The expectation is that the current pandemic dominance of the college experience will largely subside in Q3 2021, in time for the fall semester, and something closer to the “normal college experience” sought by most students, will resume. While some change of practice resulting from the pandemic will be felt on the college campus moving forward, most expect it will not be as drastic as some have predicted. Resuming a more traditional college experience will support traditional college pricing and costs that most colleges intend to continue.
Further, colleges have not escaped the adverse fiscal impact of the pandemic that has impacted most, and many institutions will have less resources to offer the same financial assistance that they have had in the past for future applicants and current students. It may become more commonplace for colleges to practice less “needs-blind” admissions policies in favor of those applicants who require less aid from the school. Thus, a well-funded 529 account may also serve to enhance an applicant’s acceptance at more desirable colleges.
What to Do With 529 Plan Accounts
When debating how to now proceed, one should recognize that 529 accounts’ benefits are realized in the future, i.e., years after they are established and funded. Given that the primary benefit of 529 plans is tax deferred earnings that can also be withdrawn tax-free, accounts being funded now are likely to be applied 5, 10, 15 or even further years from now. One should not speculate that policies that might be put in place this year or next, or the on-campus experience of 2020 and 2021 will be applicable to years in the future. In other words, 529 accounts are part of planning today for costs in the future and not meant to be funded today for today’s experience during the pandemic.
A more immediate impact on 529 participants may be the anticipated near-term increase in taxes. As a tax-advantaged investment account, the benefit of 529 plans will rise significantly when both increased income and estate taxes are implemented. 529 plans are the only tax-deferred solution that allows generous funding levels (many plans allow for over $500,000 per beneficiary/account to be funded) for all to participate, i.e., without income or age limits, while removing assets from the contributors’ taxable estate, though allowing the account owner daily access, liquidity and control.

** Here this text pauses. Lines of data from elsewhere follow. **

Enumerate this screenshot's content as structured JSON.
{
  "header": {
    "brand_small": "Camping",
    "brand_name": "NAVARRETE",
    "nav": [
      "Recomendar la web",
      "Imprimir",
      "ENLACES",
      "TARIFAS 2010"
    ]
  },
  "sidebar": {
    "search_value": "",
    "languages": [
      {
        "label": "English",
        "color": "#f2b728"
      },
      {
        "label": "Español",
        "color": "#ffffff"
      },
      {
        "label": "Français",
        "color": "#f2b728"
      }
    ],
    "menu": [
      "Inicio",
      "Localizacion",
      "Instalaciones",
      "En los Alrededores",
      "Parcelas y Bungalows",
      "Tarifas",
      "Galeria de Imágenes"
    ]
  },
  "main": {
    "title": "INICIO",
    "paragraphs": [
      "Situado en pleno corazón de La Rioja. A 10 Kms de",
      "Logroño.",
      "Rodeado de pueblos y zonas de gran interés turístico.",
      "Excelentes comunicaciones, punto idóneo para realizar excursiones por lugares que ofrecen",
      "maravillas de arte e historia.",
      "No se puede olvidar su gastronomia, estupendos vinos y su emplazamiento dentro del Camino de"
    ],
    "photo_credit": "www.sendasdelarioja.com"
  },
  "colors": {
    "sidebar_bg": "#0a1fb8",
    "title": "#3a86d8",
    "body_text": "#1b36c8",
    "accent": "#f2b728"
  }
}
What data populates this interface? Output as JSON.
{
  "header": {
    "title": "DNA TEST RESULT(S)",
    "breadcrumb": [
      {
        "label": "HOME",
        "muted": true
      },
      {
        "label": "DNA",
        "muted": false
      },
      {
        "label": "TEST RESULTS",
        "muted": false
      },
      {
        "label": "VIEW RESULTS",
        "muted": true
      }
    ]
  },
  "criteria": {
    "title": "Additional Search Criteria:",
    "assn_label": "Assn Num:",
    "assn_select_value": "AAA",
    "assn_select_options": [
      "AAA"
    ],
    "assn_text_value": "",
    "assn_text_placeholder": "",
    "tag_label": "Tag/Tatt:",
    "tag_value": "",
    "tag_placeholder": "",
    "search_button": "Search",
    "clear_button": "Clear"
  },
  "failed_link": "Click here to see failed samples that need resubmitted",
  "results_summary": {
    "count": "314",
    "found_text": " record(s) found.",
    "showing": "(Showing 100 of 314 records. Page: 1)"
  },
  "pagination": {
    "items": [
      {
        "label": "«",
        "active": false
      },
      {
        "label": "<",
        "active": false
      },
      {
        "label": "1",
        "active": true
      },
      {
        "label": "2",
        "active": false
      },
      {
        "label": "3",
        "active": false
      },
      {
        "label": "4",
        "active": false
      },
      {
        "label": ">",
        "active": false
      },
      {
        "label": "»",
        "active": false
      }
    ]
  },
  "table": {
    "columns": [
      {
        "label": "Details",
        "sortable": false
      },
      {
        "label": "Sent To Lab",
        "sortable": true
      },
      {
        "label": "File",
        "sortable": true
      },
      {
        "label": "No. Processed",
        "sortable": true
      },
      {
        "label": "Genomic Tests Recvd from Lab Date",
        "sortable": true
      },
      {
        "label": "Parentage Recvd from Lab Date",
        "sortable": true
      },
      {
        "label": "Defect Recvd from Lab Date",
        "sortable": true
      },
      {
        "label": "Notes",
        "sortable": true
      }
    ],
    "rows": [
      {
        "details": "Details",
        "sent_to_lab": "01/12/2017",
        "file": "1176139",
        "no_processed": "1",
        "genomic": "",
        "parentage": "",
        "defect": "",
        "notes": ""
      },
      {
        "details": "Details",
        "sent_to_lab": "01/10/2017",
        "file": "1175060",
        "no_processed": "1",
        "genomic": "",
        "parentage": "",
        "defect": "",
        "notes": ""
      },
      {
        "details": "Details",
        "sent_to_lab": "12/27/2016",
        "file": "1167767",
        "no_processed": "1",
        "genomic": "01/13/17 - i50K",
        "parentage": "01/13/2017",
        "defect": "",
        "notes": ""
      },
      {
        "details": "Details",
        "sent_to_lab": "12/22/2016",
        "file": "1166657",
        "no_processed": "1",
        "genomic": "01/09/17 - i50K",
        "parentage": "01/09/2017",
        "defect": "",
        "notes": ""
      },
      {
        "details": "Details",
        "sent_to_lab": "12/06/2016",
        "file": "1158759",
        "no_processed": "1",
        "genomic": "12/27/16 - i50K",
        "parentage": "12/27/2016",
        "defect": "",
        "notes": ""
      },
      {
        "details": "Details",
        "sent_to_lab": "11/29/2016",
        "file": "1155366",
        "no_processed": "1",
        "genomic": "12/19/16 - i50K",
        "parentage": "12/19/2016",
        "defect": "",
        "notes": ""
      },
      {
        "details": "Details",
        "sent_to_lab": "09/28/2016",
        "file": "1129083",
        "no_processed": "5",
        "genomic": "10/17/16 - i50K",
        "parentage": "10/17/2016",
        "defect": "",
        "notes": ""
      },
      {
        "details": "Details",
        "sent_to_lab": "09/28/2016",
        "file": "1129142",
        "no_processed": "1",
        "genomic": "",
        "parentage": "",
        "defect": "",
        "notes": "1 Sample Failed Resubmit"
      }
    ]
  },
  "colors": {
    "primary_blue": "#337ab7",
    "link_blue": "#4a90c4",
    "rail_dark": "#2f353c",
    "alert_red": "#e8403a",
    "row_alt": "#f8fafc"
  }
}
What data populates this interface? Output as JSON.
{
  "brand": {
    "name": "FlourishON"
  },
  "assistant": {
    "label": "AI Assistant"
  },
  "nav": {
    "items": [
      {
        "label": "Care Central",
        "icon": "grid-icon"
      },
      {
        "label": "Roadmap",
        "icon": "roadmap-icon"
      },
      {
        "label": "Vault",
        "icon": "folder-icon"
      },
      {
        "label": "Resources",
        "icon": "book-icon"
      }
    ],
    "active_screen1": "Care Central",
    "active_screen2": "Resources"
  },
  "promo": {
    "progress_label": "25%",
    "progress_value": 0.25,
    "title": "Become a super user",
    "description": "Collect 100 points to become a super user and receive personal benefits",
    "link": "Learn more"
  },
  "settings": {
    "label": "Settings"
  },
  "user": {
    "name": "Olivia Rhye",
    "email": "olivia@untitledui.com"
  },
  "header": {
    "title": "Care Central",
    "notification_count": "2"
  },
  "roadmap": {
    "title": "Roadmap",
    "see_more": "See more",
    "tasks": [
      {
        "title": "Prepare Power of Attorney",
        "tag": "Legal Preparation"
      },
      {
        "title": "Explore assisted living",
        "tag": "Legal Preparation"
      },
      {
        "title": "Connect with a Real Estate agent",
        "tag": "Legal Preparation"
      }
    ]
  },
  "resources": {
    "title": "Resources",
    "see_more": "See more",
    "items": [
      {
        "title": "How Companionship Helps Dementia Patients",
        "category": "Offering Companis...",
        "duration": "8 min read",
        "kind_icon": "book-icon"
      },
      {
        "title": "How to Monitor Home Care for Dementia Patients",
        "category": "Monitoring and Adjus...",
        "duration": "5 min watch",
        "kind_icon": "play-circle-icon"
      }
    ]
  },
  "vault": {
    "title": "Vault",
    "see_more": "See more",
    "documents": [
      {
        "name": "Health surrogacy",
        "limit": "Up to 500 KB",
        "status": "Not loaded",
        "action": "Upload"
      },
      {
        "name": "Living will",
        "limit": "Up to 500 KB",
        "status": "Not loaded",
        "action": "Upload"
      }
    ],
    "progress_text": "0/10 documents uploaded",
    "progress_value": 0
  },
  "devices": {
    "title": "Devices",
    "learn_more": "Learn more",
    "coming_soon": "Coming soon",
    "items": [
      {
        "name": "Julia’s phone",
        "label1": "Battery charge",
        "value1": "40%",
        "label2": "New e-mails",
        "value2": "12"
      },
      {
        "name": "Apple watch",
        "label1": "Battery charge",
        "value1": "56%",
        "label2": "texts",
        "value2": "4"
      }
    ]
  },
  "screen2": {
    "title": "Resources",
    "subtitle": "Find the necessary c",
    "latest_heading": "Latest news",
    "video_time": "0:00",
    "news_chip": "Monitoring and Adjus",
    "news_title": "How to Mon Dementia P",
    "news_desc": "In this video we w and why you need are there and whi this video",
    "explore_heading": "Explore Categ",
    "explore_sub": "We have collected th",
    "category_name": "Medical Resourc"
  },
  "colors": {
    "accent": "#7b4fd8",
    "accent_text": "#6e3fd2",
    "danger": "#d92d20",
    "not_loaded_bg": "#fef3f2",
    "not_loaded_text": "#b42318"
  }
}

Further, an important consideration is recognizing that funding one’s 529 investment account is not an irrevocable commitment but rather giving the account owner an option to be better prepared for future educational expenses. Thus, the account owner’s control over and flexibility with 529 accounts is key during these uncertain times and one should disabuse the notion that this is the kids’ savings account, similar to a custodial account.
In summary, the current legislative prognosis and pandemic environment should not be perceived as a good reason to not start, or to stop, funding a 529 account for future education expenses. In fact, if past experience is any indication, education costs will continue to rise and Congress will continue to expand the benefits of 529 plans thereby further rewarding those who choose to save and invest now even more in the future.